Paul Boz wrote: » 100% worth it.
veritas_libertas wrote: » Thanks for answering my question Paul. One other question if I might, how respected do you think Cisco certifications are in the security world? I seem to see MCSE matched with C|EH or GIAC in security job listings than I do Cisco. This could just be my experience though.
Paul Boz wrote: » Cisco certs are highly respected regardless of the industry. No one's ever seen my list of Cisco certs and said "man, you're really lacking MS."

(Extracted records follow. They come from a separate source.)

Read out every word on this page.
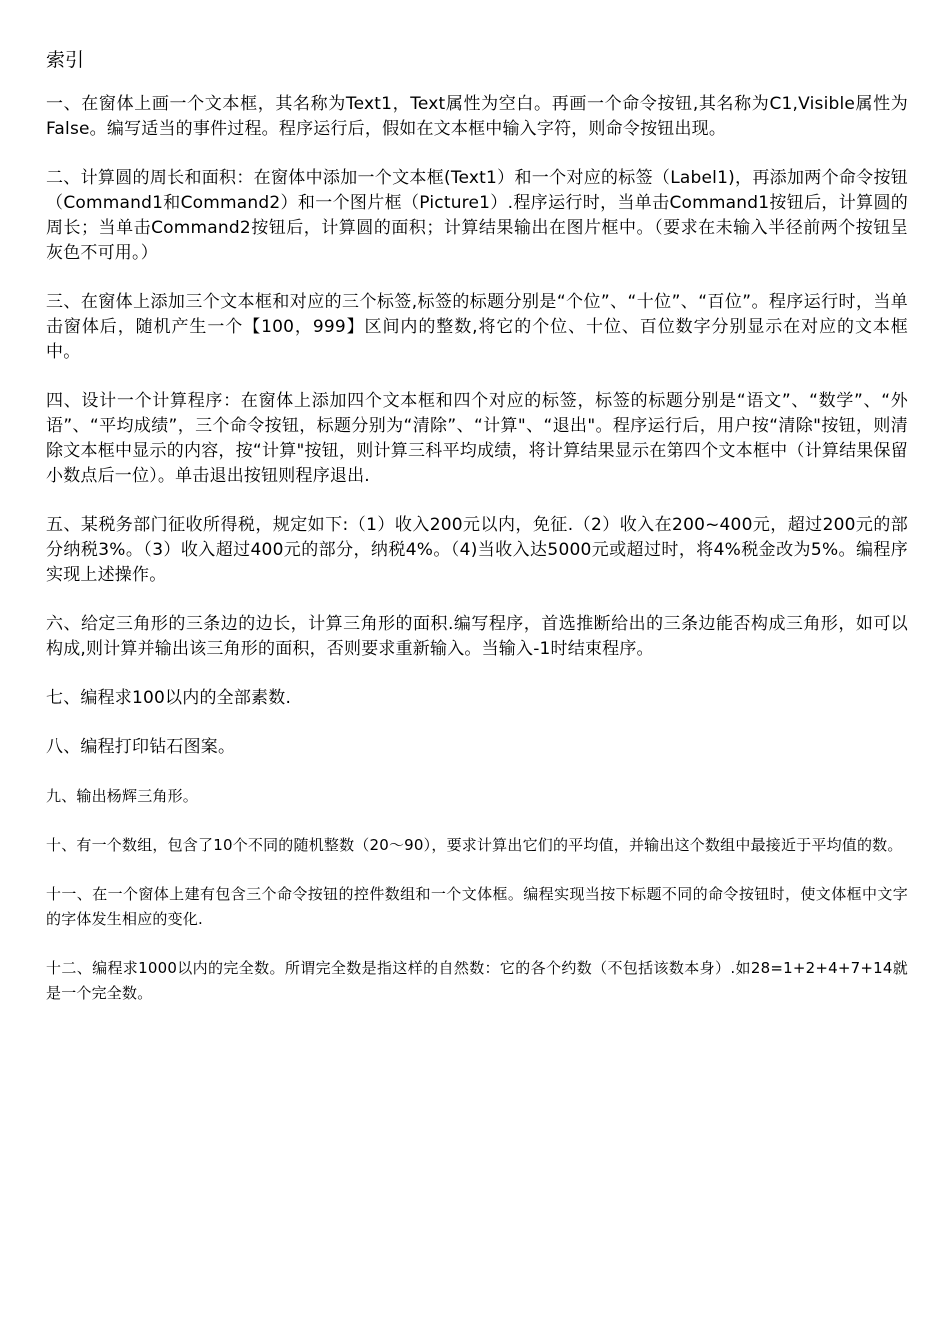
索引

一、在窗体上画一个文本框，其名称为Text1，Text属性为空白。再画一个命令按钮,其名称为C1,Visible属性为False。编写适当的事件过程。程序运行后，假如在文本框中输入字符，则命令按钮出现。

二、计算圆的周长和面积：在窗体中添加一个文本框(Text1）和一个对应的标签（Label1)，再添加两个命令按钮（Command1和Command2）和一个图片框（Picture1）.程序运行时，当单击Command1按钮后，计算圆的周长；当单击Command2按钮后，计算圆的面积；计算结果输出在图片框中。（要求在未输入半径前两个按钮呈灰色不可用。）

三、在窗体上添加三个文本框和对应的三个标签,标签的标题分别是“个位”、“十位”、“百位”。程序运行时，当单击窗体后，随机产生一个【100，999】区间内的整数,将它的个位、十位、百位数字分别显示在对应的文本框中。

四、设计一个计算程序：在窗体上添加四个文本框和四个对应的标签，标签的标题分别是“语文”、“数学”、“外语”、“平均成绩”，三个命令按钮，标题分别为“清除”、“计算"、“退出"。程序运行后，用户按“清除"按钮，则清除文本框中显示的内容，按“计算"按钮，则计算三科平均成绩，将计算结果显示在第四个文本框中（计算结果保留小数点后一位）。单击退出按钮则程序退出.

五、某税务部门征收所得税，规定如下:（1）收入200元以内，免征.（2）收入在200~400元，超过200元的部分纳税3%。（3）收入超过400元的部分，纳税4%。（4)当收入达5000元或超过时，将4%税金改为5%。编程序实现上述操作。

六、给定三角形的三条边的边长，计算三角形的面积.编写程序，首选推断给出的三条边能否构成三角形，如可以构成,则计算并输出该三角形的面积，否则要求重新输入。当输入-1时结束程序。

七、编程求100以内的全部素数.

八、编程打印钻石图案。

九、输出杨辉三角形。

十、有一个数组，包含了10个不同的随机整数（20～90），要求计算出它们的平均值，并输出这个数组中最接近于平均值的数。

十一、在一个窗体上建有包含三个命令按钮的控件数组和一个文体框。编程实现当按下标题不同的命令按钮时，使文体框中文字的字体发生相应的变化.

十二、编程求1000以内的完全数。所谓完全数是指这样的自然数：它的各个约数（不包括该数本身）.如28=1+2+4+7+14就是一个完全数。
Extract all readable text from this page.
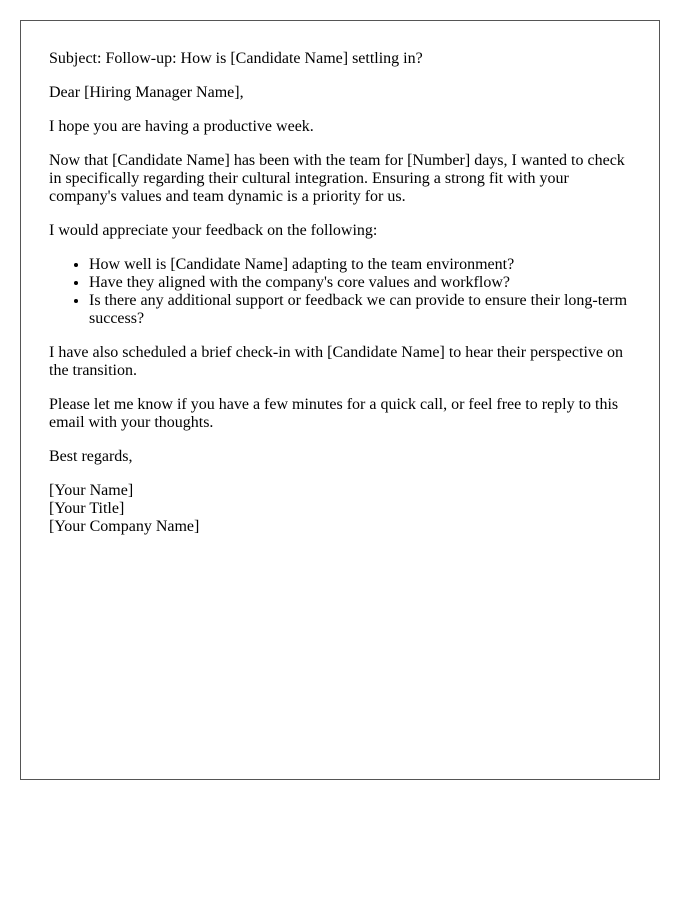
Subject: Follow-up: How is [Candidate Name] settling in?

Dear [Hiring Manager Name],

I hope you are having a productive week.

Now that [Candidate Name] has been with the team for [Number] days, I wanted to check in specifically regarding their cultural integration. Ensuring a strong fit with your company's values and team dynamic is a priority for us.

I would appreciate your feedback on the following:

• How well is [Candidate Name] adapting to the team environment?
• Have they aligned with the company's core values and workflow?
• Is there any additional support or feedback we can provide to ensure their long-term success?

I have also scheduled a brief check-in with [Candidate Name] to hear their perspective on the transition.

Please let me know if you have a few minutes for a quick call, or feel free to reply to this email with your thoughts.

Best regards,

[Your Name]
[Your Title]
[Your Company Name]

I think your experience has a lot to do with that as well. I was looking at entry level security analyst positions yesterday and most of them required S+ and/or SSCP and MCSE would be "nice to have". A lot fewer cisco infosec positions and most of them didn't even mention cisco certs, just cisco firewalls and such.
veritas_libertas wrote: » You may have a point. It's hard to say, and I wonder if has more to do with location, or if it's just the way it is in INFOSEC.
Bl8ckr0uter wrote: » I think it has to do with the fact that there are more windows servers than cisco routers, switches and firewalls. In most companies, AD is probably going to change more than firewall configs. Which is why I am going to be doing a lot of labbing of windows stuff for the GSEC and in general simply because AD is very important.